# Toronto triathlon festival - 2018 #
- Summarize results for Toronto triathlon festival, 2018-07-22
- Dataset from [Sportstats](https://www.sportstats.ca/display-results.xhtml?raceid=93927&status=results)
- Copied to tab-delimited format, file *results.txt* in [this repository](https://github.com/yiradati/Toronto-Triathlon-Festival-2018/)- Code by u/yiradati



** import libraries **

In [1]:
#import
import csv
import matplotlib.pyplot as plt
import numpy as np

** Read data **
- input data saved as *results.txt* in local folder

In [2]:
#read data
file_in='results.txt'
input_stream=open(file_in)
reader=csv.reader(input_stream, delimiter='\t')
data=[]
headers=reader.next()
for row in reader:
    data.append(row)
input_stream.close()    

** Helper functions **
- get_hours(time_string)
    - input: string
    - output: hours (int)
- get_minutes(time_string)
    - input: string
    - output: minutes (int)
- get_seconds(time_string)
    - input: string
    - output: seconds (float)
- get_time_as_min(time_string)
    - input: string
    - output: total number of minutes in entire string (float)
- get_gender(class_string)
    - input: string
    - output: gender as string

In [3]:
#return number of hours in time string
def get_hours(time_in):
    hours=int(time_in[0:2])
    return hours

In [4]:
#return number of minutes in time string
def get_minutes(time_in):
    minutes=int(time_in[3:5])
    return minutes

In [5]:
#return number of seconds in time string
def get_seconds(time_in):
    seconds=float(time_in[6:len(time_in)])
    return seconds

In [6]:
#return total time in entire string, converted to minutes
def get_time_as_min(time_in):
    time_in_min=60*get_hours(time_in)+get_minutes(time_in)+get_seconds(time_in)/60
    return time_in_min

In [7]:
#return gender label
def get_gender(class_in):
    return class_in[0]

** Plot **
- loop over defined columns
    - create and normalize histogram
    - plot histogram, mirrored and with shaded center
    - save figure in local folder

In [9]:
#columns to plot
columns=[6,7,8,9]
plot_titles=['Swim, 1.5k','Bike, 40k','Run, 10k','Finish time']

#colour settings
#TTF colors sampled from logo using imageJ. 
#A few slightly different color values depending on which logo used.
darken=0.5
Ttf_blue=(158/255.0,216/255.0,236/255.0)
Ttf_blue_dark=(darken*158/255.0,216/255.0,236/255.0)
Ttf_red=(225/255.0,3/255.0,24/255.0)
Ttf_red_dark=(darken*225/255.0,darken*3/255.0,darken*24/255.0)

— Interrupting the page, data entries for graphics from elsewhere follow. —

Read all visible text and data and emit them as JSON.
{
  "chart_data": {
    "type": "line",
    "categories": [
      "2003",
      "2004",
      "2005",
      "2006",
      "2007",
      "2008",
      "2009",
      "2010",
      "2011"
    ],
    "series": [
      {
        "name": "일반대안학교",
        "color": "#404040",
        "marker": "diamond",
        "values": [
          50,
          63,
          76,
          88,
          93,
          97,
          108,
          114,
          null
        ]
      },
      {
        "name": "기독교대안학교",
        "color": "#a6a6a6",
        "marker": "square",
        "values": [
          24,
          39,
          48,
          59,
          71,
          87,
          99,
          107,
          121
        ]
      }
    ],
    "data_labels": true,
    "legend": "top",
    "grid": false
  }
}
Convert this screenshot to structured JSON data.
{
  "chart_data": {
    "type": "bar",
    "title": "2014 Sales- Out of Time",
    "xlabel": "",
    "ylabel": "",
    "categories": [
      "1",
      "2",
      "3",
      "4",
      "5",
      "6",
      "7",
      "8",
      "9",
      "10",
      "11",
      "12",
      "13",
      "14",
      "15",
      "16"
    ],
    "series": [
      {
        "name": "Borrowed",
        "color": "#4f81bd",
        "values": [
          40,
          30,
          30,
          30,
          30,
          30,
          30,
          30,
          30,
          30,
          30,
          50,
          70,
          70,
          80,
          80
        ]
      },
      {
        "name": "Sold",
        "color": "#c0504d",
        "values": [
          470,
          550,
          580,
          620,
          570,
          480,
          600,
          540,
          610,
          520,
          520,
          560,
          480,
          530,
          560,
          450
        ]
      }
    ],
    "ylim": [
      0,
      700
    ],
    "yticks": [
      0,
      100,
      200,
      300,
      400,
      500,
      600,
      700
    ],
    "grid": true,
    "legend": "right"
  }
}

#plot data for each specified column, save fig.
for col_ind in range(len(columns)):
    #summarize data for specified column
    col=columns[col_ind]
    total_time_men=[]
    total_time_women=[]

    no_total_time=0#count how many entries are lacking total time
    for ind in range(len(data)):
        if get_gender(data[ind][2])=='M':
            try:
                total_time_men.append(get_time_as_min(data[ind][col]))
            except:
                no_total_time +=1
        elif get_gender(data[ind][2])=='F':
            try:
                total_time_women.append(get_time_as_min(data[ind][col]))
            except:
                no_total_time+=1

    #bad data
    print str(no_total_time) + ' of '+str(len(data))+' entries lack a time for the category ' + plot_titles[col_ind]

    #calcualte histograms
    bins = np.linspace(0, 300, 50)#bins for histogram
    bin_n_men, bin_edges_men=np.histogram(total_time_men,bins)
    bin_n_women, bin_edges_women=np.histogram(total_time_women,bins)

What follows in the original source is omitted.